Soru: Karstik sular ne demektir? Açıklayınız.
Cevap: Kalker, jips gibi kolay çözünebilen taşlar arasındaki boşluklarda biriken sulara karstik sular denir.

Soru: Kaynak ne demektir? Başlıca kaynak türlerini yazınız?
Cevap: Yer altı sularının kendiliğinden yüzeye çıktığı yerlere kaynak denir. Başlıca kaynak türleri şunlardır:
• Yamaç kaynağı
• Vadi kaynağı
• Tabaka kaynağı
• Karstik kaynak
• Fay kaynağı
• Gayzer

Soru: Yamaç kaynağını açıklayınız.
Cevap: Üstte geçirimli, altta geçirimsiz tabakaların bulunduğu dağ ve vadi yamaçlarında üstteki geçirimli tabakanın son bulduğu noktalarda meydana gelen kaynaklardır. Bu sular, üstteki tabakanın gözeneklerinden yüzeye çıkar.

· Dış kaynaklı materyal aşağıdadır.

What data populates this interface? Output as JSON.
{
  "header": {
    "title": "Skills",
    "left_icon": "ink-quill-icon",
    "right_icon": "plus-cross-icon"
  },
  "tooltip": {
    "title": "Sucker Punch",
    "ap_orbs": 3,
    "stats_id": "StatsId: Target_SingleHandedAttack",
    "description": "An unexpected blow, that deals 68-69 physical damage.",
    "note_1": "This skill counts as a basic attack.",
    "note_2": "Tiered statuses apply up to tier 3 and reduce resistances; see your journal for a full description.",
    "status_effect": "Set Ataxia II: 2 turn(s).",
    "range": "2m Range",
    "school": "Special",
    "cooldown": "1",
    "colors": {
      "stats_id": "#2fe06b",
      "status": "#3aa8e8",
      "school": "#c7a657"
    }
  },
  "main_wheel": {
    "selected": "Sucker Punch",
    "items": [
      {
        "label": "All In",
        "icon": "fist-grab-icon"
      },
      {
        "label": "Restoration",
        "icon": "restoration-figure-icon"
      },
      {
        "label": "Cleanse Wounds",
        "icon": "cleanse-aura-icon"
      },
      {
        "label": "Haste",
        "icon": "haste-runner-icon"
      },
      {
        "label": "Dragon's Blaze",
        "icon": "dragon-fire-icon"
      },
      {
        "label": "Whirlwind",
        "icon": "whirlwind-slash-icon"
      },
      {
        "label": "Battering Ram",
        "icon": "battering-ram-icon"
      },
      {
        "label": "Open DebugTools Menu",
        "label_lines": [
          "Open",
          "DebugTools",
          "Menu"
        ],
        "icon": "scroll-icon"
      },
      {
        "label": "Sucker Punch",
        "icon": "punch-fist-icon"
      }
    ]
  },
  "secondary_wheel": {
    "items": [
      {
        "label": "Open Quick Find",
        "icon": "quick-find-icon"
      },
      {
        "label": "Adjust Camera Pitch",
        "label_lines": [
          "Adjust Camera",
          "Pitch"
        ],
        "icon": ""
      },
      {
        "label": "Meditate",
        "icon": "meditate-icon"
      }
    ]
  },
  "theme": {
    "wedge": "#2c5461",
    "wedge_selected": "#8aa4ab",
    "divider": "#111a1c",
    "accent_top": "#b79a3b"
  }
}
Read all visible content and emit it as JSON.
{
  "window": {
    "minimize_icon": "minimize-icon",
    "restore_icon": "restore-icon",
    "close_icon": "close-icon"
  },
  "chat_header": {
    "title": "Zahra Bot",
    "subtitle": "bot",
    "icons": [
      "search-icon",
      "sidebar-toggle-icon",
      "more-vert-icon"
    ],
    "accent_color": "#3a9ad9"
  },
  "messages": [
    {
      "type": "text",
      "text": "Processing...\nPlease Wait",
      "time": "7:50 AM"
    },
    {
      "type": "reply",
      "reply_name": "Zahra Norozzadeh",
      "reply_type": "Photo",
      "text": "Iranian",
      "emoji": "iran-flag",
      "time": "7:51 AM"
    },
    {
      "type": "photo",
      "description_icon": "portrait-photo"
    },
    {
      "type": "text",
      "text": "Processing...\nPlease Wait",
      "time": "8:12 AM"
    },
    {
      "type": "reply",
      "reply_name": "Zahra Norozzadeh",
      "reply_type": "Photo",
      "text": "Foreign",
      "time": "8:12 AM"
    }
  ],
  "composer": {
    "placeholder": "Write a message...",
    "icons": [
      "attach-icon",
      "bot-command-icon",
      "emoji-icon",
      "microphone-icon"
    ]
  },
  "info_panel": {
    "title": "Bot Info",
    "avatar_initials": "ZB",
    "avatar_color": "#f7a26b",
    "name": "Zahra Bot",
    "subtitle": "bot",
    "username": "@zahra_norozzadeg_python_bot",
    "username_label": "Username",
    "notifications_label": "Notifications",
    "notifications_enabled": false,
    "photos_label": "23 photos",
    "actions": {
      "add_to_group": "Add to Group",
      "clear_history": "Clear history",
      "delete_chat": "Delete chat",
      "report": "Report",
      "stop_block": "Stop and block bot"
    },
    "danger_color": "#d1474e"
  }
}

Soru: Vadi kaynağını açıklayınız.
Cevap: Akarsu yatağının taban suyu seviyesinin altında olduğu yerlerde oluşan kaynaklardır. Yamaç kaynağından farkı, vadi kenarlarında görülmesidir.

Soru: Tabaka kaynağını açıklayınız.
Cevap: Geçirimli ve geçirimsiz tabakaların üst üste sıralanmış olduğu yerlerde görülen kaynaklardır. Tabaka kaynaklarının oluşması için, altta geçirimsiz, üstte geçirimli tabakanın bulunması ve tabakaların eğimli olması gerekir. Geçirimli tabakadan sızan sular alttaki geçirimsiz tabaka üzerinde birikir. Su, genellikle iki tabakanın sınırındaki gözeneklerden çıkar. Yamaç kaynağından farkı, geçirimli ve geçirimsiz tabakaların üst üste olmasıdır.

Soru: Karstik kaynakları açıklayınız.
Cevap: Suda kolay çözünen kalker, jips gibi kayaçların yaygın olduğu yerlerde, yer altındaki oyuklarda biriken suların yüzeye çıkmasıyla oluşur. Suların içinde erimiş halde kalker (kireç) bulunur. Yıl içinde debilerinde (akımlarında) belirgin değişmeler görülür.

Soru: Türkiye’de karstik kaynakları nerede yoğun olarak görülür?
Cevap: Türkiye’de başta Akdeniz Bölgesi olmak üzere, karstik arazilerin bulunduğu alanlarda bol su çıkaran karstik kaynaklar bulunur.

Soru: Fay kaynağı ne demektir? Özelliklerini açıklayınız.
Cevap: Yer kabuğundaki kırık hatları boyunca yüzeye çıkan sulardır.
*Bu sulardan bazıları yerin derinliklerinden geldiği için sıcaktır ve sıcaklıkları yol boyunca çok az değişir.
*Başlıca fay kaynaklarını ılıca ve kaplıcalar oluşturur.
*İçlerinde bol miktarda eriyik madde bulunur.
*Fay kaynaklarının dağılışı ile volkanik yöre ve kırık hatlarının dağılışı arasında bir paralellik vardır.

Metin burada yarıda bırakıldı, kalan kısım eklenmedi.